Presse : complicité de droit commun du distributeur d’un écrit

La présomption de responsabilité en qualité de complice étant réservée à l’auteur des propos en application de l’article 43, alinéa 1er, de la loi sur la presse, la responsabilité du distributeur d’un bulletin diffamatoire ne pouvait être retenue qu’au titre d’une complicité de droit commun, ce qui supposait la preuve de l’élément intentionnel, que la cour d’appel a pu estimer non rapportée.

Droit de réponse : proportionnalité entre l’article et la réponse demandée

La réponse dont l’insertion est demandée ne porte pas, dans des conditions de nature à interdire sa publication, atteinte à l’honneur du journaliste, auteur de l’article auquel il est répondu, lorsqu’elle se contente de critiquer, dans des termes proportionnés à cet article, la légitimité du but poursuivi par celui-ci, le sérieux de l’enquête conduite par son auteur, sa prudence dans l’expression ou son absence d’animosité personnelle.

Droit de réponse et refus d’insertion : régularisation de la citation d’une personne morale à but lucratif

La personne morale à but lucratif qui, ayant fait délivrer une citation directe devant le tribunal correctionnel, a omis de justifier de ses ressources en joignant son bilan et son compte de résultat demeure recevable à apporter ces justifications devant la cour d’appel au soutien de son appel du jugement ayant sanctionné sa carence en déclarant sa citation irrecevable.

CEDH : appel au boycott des produits venant d’Israël et droit à la liberté d’expression

L’article 10, § 2, ne laissant guère de place pour des restrictions à la liberté d’expression dans le domaine du discours politique ou de questions d’intérêt général, la condamnation des requérants pour provocation à la discrimination pour avoir appelé au boycott des produits venant d’Israël, faute de reposer sur des motifs pertinents et suffisants, a violé le droit à la liberté d’expression.

Dénonciation téméraire ou calomnieuse et conditions d’engagement de la responsabilité

En dehors des cas spécialement prévus par la loi, la dénonciation, auprès de l’autorité judiciaire, de faits de nature à être sanctionnés pénalement, fussent-ils inexacts, ne peut être considérée comme fautive. Il n’en va autrement que si l’auteur avait connaissance de l’inexactitude des faits dénoncés, le délit de dénonciation calomnieuse étant alors caractérisé.

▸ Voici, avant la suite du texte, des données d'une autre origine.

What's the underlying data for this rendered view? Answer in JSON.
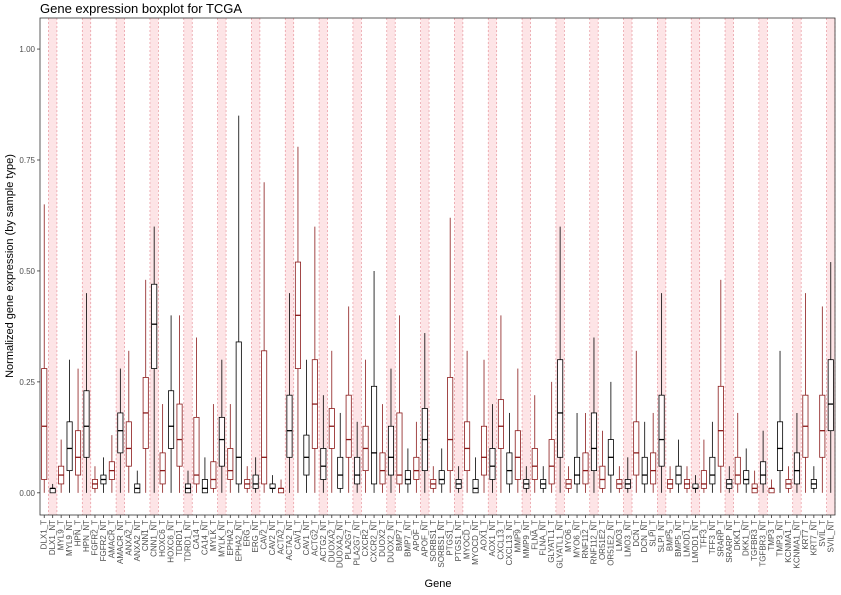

Action en réparation d’une personne dont l’image a été confondue avec celle d’un terroriste

La diffamation visant une personne ne peut rejaillir sur une autre que dans la mesure où les imputations diffamatoires lui sont étendues. Faute d’une telle extension, l’action en réparation de la personne dont l’image a été prise par erreur pour celle d’un terroriste est fondée sur l’article 9 du code civil.

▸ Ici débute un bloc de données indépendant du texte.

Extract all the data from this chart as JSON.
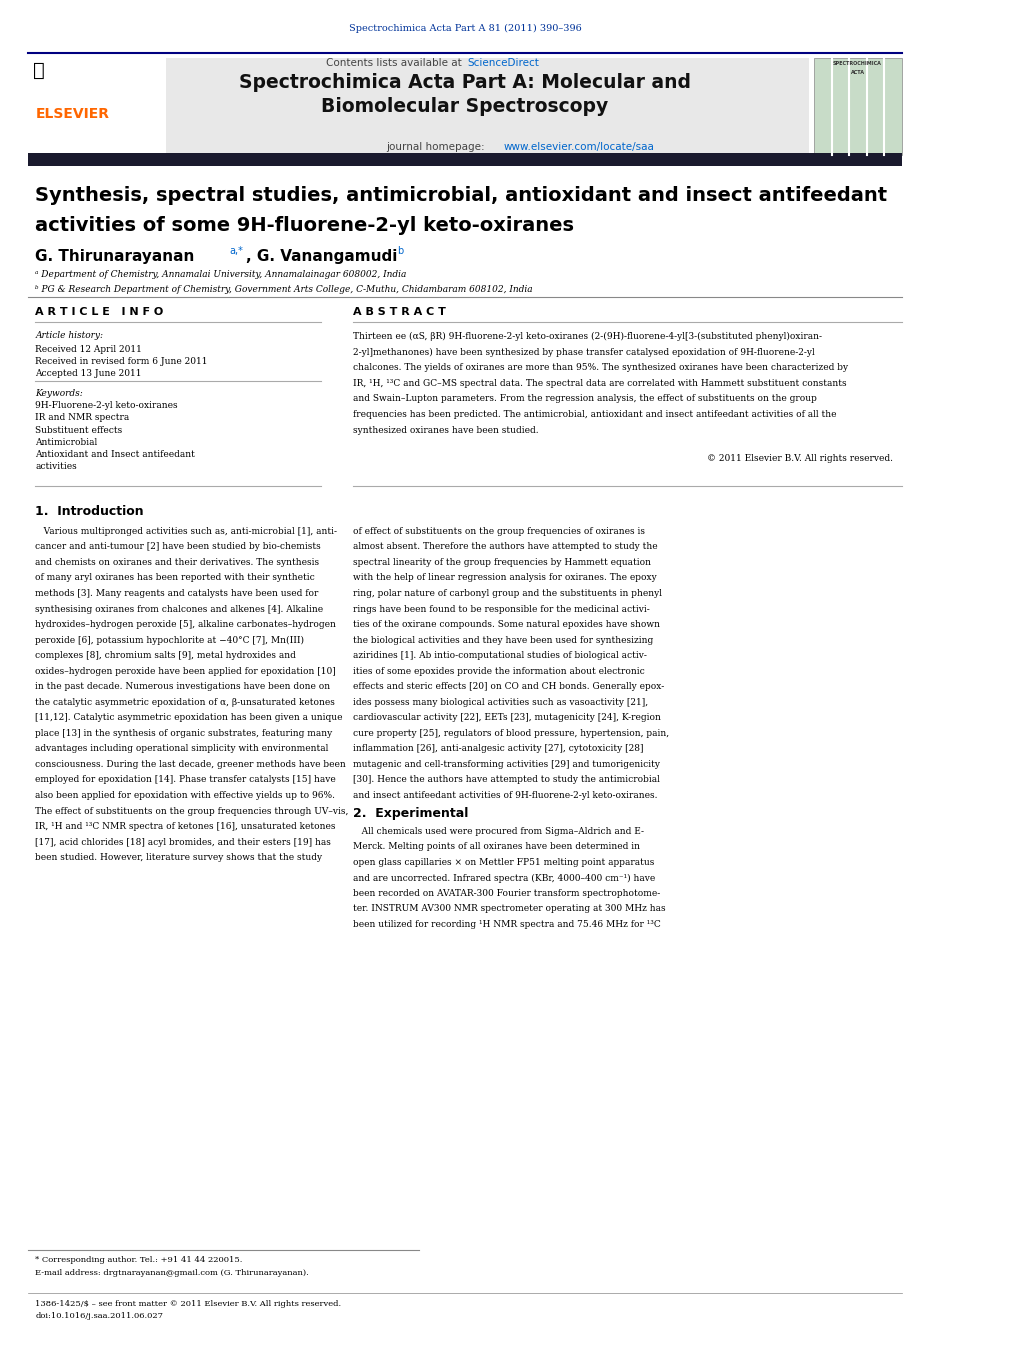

Dénonciation calomnieuse : suspension de la prescription en cas de procédure se poursuivant sur les seuls intérêts civils

Lorsqu’une relaxe du chef du délit dénoncé a été prononcée par un jugement dont la seule partie civile a relevé appel, la prescription de l’action publique du chef de dénonciation calomnieuse reste suspendue tant que la procédure se poursuit sur les intérêts civils.